Dans un deuxième temps, notre analyse de l’enquête menée auprès des professionnels et des responsables de secteur des services à domicile, a mis en évidence des axes à travailler :

- A l’unanimité il est remonté des difficultés pour la mise en œuvre de leur prestation de par la problématique de financement dans ce secteur, et la raréfaction des professionnels diplômés AVS.
- Des liens sont encore insuffisants entre le service prestataire et celui qui a évalué les besoins. Cela démontre un déficit de transmission d’informations de la part des différents acteurs intervenants au domicile de la personne.

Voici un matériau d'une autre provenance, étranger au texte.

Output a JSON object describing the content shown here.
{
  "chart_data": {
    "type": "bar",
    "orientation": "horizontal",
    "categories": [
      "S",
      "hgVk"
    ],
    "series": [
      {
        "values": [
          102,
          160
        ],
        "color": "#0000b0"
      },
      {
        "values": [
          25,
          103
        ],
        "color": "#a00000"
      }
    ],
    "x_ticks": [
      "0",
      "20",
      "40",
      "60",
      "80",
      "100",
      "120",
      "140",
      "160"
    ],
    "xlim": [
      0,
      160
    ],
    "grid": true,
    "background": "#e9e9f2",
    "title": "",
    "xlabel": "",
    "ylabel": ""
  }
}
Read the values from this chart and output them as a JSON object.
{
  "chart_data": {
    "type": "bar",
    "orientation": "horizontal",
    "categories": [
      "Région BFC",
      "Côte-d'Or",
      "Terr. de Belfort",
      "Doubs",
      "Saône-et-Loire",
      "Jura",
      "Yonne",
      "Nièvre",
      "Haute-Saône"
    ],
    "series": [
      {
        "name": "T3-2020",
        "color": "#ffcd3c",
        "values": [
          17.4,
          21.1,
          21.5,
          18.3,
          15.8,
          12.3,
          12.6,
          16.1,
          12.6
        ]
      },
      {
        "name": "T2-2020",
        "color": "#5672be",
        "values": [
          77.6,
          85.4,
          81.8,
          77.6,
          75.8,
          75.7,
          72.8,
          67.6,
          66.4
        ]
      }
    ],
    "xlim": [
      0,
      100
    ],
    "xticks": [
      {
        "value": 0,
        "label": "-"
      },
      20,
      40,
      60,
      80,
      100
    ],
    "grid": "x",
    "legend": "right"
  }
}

- Au niveau des professionnels, la question de la reconnaissance de leur profession par les bénéficiaires et l’environnement familial voire par les autres intervenants à domicile, se pose. Par ailleurs, la représentation qui perdure est que l’essentiel de leur activité se réduit encore à des tâches ménagères au détriment de l’accompagnement social. En conséquence, les AVS qualifiées par la formation qui ne se sentent pas reconnues dans les fonctions liée à l’aide à la personne, partent vers d’autres secteurs plus valorisants (secteur médico-social institutionnel).
- Il est aussi question de leur faible rémunération en lien avec leurs activités.
- Une méconnaissance de la personne âgée est révélée par les éléments de notre enquête
- Il y a encore peu de lien avec les autres acteurs de l’intervention à domicile : kinésithérapeute, infirmier, médecin.
- Enfin, la notion de projet individualisé est encore peu visible dans leur activité.

Au fur et à mesure du processus que nous avons mis en place depuis 2012, progressivement nous voyions la place de l’AVS à domicile se modifier. Ainsi après avoir sollicité les employeurs, aujourd’hui c’est le Conseil Départemental qui s’intéresse à notre action et demande à investir notre groupe de travail. Dans le même temps cela sous-tend le fait que les problématiques rencontrées liées à la grande dépendance, nécessitent un certain niveau de qualification et une professionnalisation pour mettre en œuvre des accompagnements médicaux-sociaux de qualité.
Par ailleurs, à La Réunion comme ailleurs, nous sommes conscient de la nécessité de l’émergence d’une coordination des acteurs. Au sein du domicile, les professionnels AVS ne pourront contribuer qu’avec force que s’ils bénéficient de la reconnaissance de leur savoir faire par les autres intervenants.
Le principe de « bien vieillir chez soi » interroge plus largement la société sur ce qu’elle veut proposer aux personnes âgées. Cette dynamique va s’articuler aux gérontechnologies qui vont probablement faciliter le quotidien si financièrement elles sont accessibles.